Luisa ha avuto un’infanzia piena di affetto ma anche di
dolore. A undici anni ha perso il padre e poco tempo dopo anche la madre ha avuto una
grave malattia. Allora con la madre e la nonna è tornata a Sant’Albino, accudita
come una figlia dalla zia Enrica Riva e dallo zio Renato Teruzzi, i miei genitori.
E non dovrei dirlo proprio io ma anche queste due figure non erano persone
qualsiasi. Intanto erano cattolici con un grande senso dell’impegno civico e
della giustizia sociale. La zia Enrica, maestra di una volta, le ha instillato
il senso del rigore e della rettitudine morale e la passione per gli studi. Lo
zio Renato, giovanissimo partigiano e da sempre impegnato nel movimento cooperativo l’ha avviata all’impegno
politico.
Luisa si è diplomata col massimo dei voti al Liceo classico
Zucchi di Monza. In quell’anno è stata premiata come la migliore studentessa di
Monza. Poi si è laureata col massimo dei voti in biologia. E’ stata immediatamente
assunta nell’azienda farmaceutica Farmitalia dove ha lavorato per tutta la sua
carriera professionale. Per lunghi anni è stata ricercatrice e ha legato il suo
nome anche ad alcune ricerche importanti nel campo della cura farmacologica.
Negli ultimi anni, quando il destino dell’azienda era segnato accettò per senso
di responsabilità di svolgere un ruolo dirigenziale impegnandosi a costruire in accordo coi sindacati dei percorsi di “uscita”
meno traumatici possibile per il personale e soprattutto per i dipendenti che
erano nelle situazioni socialmente più disagiate. Un modo di operare di cui era
orgogliosa e non proprio usuale per i manager addetti a tali attività.
Anche in politica si calò sempre per senso del dovere e
senza ambizioni personali. Fu segretaria della Democrazia Cristiana del
quartiere S. Albino ma per qualche giorno anche della DC cittadina. Accettò l’incarico,
come mio padre del resto, solo per consentire un accordo temporaneo tra
correnti in conflitto.
Armata di una fede religiosa profonda portò anche in Parrocchia
un contributo di impegno rigoroso e mai superficiale.
Collaborò per anni alla amministrazione dei beni parrocchiali e fece parte del
Consiglio Pastorale.
Per molti anni poi si spese nella gestione della Cooperativa
Cattolica, una istituzione centenaria nata appunto con finalità di solidarietà
sociale.
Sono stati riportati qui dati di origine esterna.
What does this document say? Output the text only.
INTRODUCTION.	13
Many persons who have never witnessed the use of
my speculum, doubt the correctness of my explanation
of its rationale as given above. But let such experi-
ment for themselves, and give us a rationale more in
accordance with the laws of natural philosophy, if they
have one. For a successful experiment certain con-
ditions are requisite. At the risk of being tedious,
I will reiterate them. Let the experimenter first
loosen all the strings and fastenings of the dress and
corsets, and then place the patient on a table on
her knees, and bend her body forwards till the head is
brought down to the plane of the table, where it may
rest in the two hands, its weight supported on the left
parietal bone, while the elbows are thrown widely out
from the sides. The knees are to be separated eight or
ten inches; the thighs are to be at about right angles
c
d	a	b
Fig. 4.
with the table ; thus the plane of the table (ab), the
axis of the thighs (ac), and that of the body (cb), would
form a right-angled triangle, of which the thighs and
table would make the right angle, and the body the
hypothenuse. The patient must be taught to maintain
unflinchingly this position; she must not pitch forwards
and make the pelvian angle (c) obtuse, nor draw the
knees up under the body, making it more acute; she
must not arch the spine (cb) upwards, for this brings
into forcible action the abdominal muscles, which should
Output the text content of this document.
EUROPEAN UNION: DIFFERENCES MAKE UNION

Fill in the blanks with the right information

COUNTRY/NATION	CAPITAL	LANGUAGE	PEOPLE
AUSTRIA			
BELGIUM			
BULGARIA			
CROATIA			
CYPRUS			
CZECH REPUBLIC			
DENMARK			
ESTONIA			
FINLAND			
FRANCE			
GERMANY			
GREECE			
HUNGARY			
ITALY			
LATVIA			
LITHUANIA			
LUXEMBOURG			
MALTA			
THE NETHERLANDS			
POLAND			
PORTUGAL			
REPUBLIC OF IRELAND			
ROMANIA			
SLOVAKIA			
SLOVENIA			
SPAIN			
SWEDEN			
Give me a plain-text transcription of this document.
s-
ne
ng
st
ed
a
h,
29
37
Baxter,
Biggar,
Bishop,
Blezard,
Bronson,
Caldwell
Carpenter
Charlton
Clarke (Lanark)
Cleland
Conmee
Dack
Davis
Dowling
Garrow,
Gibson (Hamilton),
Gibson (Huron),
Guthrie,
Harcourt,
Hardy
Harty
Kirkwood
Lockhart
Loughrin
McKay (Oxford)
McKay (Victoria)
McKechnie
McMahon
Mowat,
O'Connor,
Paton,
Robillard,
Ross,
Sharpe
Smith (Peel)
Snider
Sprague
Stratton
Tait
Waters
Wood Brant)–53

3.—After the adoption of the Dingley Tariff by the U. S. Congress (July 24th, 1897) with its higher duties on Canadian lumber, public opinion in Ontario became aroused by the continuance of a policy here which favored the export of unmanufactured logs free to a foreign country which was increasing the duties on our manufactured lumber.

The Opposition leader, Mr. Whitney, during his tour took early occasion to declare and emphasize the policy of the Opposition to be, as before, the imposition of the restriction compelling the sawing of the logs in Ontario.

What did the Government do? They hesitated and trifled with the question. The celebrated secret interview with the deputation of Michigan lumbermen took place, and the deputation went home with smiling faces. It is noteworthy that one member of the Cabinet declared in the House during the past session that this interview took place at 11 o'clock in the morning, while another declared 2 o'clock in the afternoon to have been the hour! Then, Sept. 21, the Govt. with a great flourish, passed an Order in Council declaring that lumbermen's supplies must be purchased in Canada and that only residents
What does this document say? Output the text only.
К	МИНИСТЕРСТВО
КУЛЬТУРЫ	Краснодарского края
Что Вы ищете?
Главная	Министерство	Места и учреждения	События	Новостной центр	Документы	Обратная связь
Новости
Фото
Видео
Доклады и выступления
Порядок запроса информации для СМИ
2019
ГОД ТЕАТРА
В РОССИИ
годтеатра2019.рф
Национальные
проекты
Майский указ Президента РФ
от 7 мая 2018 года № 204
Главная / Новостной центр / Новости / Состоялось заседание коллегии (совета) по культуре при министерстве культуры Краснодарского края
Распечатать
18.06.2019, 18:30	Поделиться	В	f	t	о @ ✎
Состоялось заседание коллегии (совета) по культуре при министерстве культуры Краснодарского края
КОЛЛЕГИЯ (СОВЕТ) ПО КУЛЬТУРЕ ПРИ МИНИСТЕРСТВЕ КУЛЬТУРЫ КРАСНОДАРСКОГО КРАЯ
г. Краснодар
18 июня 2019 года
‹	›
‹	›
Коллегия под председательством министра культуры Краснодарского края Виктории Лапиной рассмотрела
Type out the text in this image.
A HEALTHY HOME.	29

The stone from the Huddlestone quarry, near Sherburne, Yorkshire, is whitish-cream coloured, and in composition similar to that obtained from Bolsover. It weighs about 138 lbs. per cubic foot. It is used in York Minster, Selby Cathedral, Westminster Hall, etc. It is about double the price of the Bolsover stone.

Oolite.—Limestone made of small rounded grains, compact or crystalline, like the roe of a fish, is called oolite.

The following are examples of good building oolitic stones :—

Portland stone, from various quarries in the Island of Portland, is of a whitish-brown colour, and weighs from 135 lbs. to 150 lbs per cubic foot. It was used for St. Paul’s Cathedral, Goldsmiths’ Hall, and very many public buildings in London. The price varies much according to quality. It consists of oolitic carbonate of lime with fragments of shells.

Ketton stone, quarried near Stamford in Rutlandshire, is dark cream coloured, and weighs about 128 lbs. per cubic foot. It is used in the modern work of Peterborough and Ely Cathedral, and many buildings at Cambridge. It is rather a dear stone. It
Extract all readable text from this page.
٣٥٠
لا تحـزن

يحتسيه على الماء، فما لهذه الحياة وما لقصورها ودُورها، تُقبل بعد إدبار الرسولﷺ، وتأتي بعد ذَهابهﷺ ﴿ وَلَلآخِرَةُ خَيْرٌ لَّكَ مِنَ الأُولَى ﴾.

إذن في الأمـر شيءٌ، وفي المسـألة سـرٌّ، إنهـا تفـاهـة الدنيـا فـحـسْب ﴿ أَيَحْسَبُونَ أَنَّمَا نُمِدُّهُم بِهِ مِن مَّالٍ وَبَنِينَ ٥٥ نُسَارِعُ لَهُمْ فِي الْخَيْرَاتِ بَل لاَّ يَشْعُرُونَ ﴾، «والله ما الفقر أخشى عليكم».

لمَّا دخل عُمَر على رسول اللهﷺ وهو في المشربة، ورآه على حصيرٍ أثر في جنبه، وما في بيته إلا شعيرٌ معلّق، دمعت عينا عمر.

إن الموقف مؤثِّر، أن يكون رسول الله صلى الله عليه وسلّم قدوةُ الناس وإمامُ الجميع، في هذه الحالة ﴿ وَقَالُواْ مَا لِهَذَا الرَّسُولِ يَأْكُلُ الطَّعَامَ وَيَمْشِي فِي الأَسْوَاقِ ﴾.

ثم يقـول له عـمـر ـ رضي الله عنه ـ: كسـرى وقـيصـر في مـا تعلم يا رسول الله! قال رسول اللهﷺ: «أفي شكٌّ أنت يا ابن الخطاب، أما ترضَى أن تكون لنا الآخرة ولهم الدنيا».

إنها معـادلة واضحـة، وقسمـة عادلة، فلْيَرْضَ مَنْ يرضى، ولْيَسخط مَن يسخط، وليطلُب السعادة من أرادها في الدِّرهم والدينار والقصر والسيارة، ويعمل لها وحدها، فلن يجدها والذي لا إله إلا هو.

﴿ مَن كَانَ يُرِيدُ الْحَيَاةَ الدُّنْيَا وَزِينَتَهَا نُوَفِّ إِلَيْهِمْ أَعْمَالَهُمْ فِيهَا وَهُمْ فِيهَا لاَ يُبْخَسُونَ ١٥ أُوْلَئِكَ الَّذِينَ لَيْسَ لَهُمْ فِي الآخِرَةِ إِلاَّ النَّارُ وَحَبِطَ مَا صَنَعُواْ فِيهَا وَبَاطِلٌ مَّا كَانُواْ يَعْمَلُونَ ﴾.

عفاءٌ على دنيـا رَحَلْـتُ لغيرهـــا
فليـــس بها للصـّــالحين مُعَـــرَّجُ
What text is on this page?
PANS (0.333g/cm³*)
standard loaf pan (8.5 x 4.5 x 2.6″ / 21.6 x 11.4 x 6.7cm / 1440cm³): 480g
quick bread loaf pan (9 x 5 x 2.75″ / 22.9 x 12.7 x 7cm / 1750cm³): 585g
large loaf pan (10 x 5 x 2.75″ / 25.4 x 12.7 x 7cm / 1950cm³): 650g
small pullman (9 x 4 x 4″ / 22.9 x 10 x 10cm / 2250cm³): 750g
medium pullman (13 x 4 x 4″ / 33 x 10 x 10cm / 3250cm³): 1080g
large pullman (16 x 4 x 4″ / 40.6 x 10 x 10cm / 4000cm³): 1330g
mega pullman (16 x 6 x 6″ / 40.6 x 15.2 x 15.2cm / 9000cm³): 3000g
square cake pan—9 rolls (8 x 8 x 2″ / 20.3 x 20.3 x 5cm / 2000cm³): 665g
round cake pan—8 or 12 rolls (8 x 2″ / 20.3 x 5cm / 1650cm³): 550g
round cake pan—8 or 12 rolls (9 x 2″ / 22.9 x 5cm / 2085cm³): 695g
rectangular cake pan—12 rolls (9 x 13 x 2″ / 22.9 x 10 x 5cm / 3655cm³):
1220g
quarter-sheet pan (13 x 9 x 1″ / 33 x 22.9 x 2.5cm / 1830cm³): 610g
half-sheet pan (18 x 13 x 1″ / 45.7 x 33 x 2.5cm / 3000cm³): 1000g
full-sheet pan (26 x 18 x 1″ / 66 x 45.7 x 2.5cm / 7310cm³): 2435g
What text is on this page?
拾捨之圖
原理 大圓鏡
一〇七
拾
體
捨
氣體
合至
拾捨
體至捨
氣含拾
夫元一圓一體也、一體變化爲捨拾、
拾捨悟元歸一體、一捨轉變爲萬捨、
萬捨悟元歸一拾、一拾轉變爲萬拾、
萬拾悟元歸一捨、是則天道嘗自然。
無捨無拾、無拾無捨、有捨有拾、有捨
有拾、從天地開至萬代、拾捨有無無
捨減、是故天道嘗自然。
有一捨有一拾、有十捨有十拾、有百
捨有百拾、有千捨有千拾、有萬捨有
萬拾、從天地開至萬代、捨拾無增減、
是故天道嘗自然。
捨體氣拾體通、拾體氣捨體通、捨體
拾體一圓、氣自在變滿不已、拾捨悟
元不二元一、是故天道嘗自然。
Anche qui il lascito di cui sarebbe più orgogliosa è legato agli ultimi
anni di lavoro. Di fronte alle crescenti difficoltà economiche si è battuta per
non fare della vendita dei beni (anche immobiliari) della Cooperativa una mera
operazione economica. Ha cercato con caparbietà una soluzione che contemperasse
l’inevitabile vendita con la missione solidale affidata alla Cooperativa dai
nostri avi fondatori. Ed è riuscita. Infatti la Cooperativa verrà rilevata
dalla Onlus il Brugo che si occupa di
disabilità e che realizzerà delle strutture abitative per il “dopo di
noi”. Penso che possa andarne molto fiera.
Negli ultimi anni ha partecipato alla Consulta di quartiere
portando anche lì il suo contributo critico, a volte la sua vis polemica, ma
anche il cuore, la passione civica e sociale, la capacità alla fine di trovare
una mediazione. Soprattutto ha collaborato a fare della Consulta un luogo di
incontro di tutte le realtà del quartiere attorno alla ricerca del benessere collettivo.
Per finire, e questo non vorrebbe venisse raccontato, ha
elargito tempo e denaro nell’assistenza e nell’aiuto di tanti cui si è
accostata sempre con rispetto, alla pari, solo per il senso del dovere che è
stato la cifra della sua esistenza.
Grazie a Don Alessandro per lo stupendo ricordo.
Cosa è stata per la famiglia lo ha capito chi era in chiesa
e ha ascoltato i ricordi della figlia e dei nipoti.
Per me è stata cugina ma soprattutto una sorella maggiore e
cercherò di raccogliere almeno qualcuno dei “fili” che ci ha lasciato.